Research in context
Evidence before this study
Prediction of all-cause death in patients with acute coronary syndrome (ACS) has relevant implication on post-discharge follow-up and treatment approaches. Similarly, ischaemic and bleeding events after an ACS can also severely affect patient prognosis. We searched PubMed on July 30, 2020, without language or date restrictions for publications about risk scores validated to predict mortality along with bleeding and thrombotic risks in patients with ACS. We used the search terms “acute coronary syndrome”, “percutaneous coronary intervention”, “risk score”, “mortality risk score”, “bleeding risk score”, “thrombotic risk score”, and “antiplatelet therapy”. We excluded articles reporting only multivariate predictors without prediction score, papers referring only to antithrombotic management for patients with a concomitant indication to oral anticoagulation, risk prediction models for only in-hospital outcomes, and those without a validation cohort. Currently available scores conceived and validated to predict patients' mortality after all types of ACS (ie, the GRACE and TIMI risk scores) were mostly derived on cohorts of patients not treated with contemporary standards of care. Current guidelines support the use of dedicated scores (ie, PRECISE-DAPT and DAPT scores) to tailor the intensity and duration of dual antiplatelet therapy (DAPT) strategy according to the offsetting risk of ischaemia and bleeding. Nonetheless, such scores were derived from unselected cohorts of patients mostly treated with clopidogrel after percutaneous revascularisation both for stable coronary artery disease and ACS, thus limiting their accuracy in external cohorts and their applicability in clinical practice. Furthermore, all of these scores are based on linear models applied to variables frequently based on a-priori assumption. The feasibility and the effectiveness of a machine learning-based prognostic risk assessment in this setting has never been explored before.
Added value of this study
We developed and externally tested the PRAISE score, a machine learning-based model to predict the risk of 1-year post-ACS all-cause death, recurrent myocardial infarction, and major bleeding. The model was derived from a contemporary cohort of patients treated with percutaneous coronary intervention for ACS and treated according to current guidelines recommendation on DAPT. The PRAISE score showed excellent predictive abilities for all the explored endpoints both in the derivation and external validation cohort.
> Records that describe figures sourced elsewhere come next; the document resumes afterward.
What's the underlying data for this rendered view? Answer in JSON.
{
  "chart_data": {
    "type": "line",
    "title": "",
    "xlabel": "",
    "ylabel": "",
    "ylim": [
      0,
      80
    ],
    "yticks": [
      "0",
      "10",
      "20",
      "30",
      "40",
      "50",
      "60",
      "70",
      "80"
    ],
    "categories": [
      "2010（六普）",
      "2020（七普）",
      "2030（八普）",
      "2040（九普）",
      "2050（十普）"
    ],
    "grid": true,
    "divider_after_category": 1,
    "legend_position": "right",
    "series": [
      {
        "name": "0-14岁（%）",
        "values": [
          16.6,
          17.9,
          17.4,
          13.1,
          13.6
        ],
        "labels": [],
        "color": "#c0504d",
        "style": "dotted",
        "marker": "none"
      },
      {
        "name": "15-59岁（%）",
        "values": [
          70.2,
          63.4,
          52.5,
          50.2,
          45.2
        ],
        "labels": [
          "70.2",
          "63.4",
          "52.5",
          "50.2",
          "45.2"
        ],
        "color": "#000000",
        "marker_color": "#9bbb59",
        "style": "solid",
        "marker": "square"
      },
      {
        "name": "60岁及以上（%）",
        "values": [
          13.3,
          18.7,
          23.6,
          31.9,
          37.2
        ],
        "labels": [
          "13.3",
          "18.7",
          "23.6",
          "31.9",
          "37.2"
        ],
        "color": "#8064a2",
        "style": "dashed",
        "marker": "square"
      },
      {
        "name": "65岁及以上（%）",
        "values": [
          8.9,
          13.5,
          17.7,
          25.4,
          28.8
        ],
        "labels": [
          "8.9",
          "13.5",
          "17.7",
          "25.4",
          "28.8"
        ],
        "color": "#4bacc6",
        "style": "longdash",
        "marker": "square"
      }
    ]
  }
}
To highlight the clinical implication of the risk estimated by the model, we suggested a stratification into three classes (low, intermediate, and high) entailing a clinically significant increase in the risk of event occurrence. According to such classification, the PRAISE scores would classify almost 10% of patients as being at high risk of 1-year post-discharge ischaemic and bleeding events, thus being candidates for a tighter follow-up. Furthermore, patients deemed at high ischaemic risk according to the PRAISE score showed a consistent prevailing ischaemic risk, regardless of their bleeding risk class, which could potentially be used to identify patients who would benefit most from an extended DAPT strategy. By contrast, patients with intermediate-to-high bleeding risk and a low ischaemic risk would benefit from a shortened DAPT strategy.
Implications of all the available evidence
In the setting of risk assessment, the machine learning approach offers a way to overcome the shortcomings of existing methods by applying computer algorithms to large datasets and capturing non-linear relationships between clinical variables. The PRAISE score is a bedside risk assessment tool that could be easily implemented in everyday clinical practice to predict patients' prognosis after ACS, along with their risk of ischaemic and bleeding events. This instrument has the potential to support clinical decision making with respect to antithrombotic treatments and follow-up planning, thus addressing the unmet need for tailored care after percutaneous coronary intervention.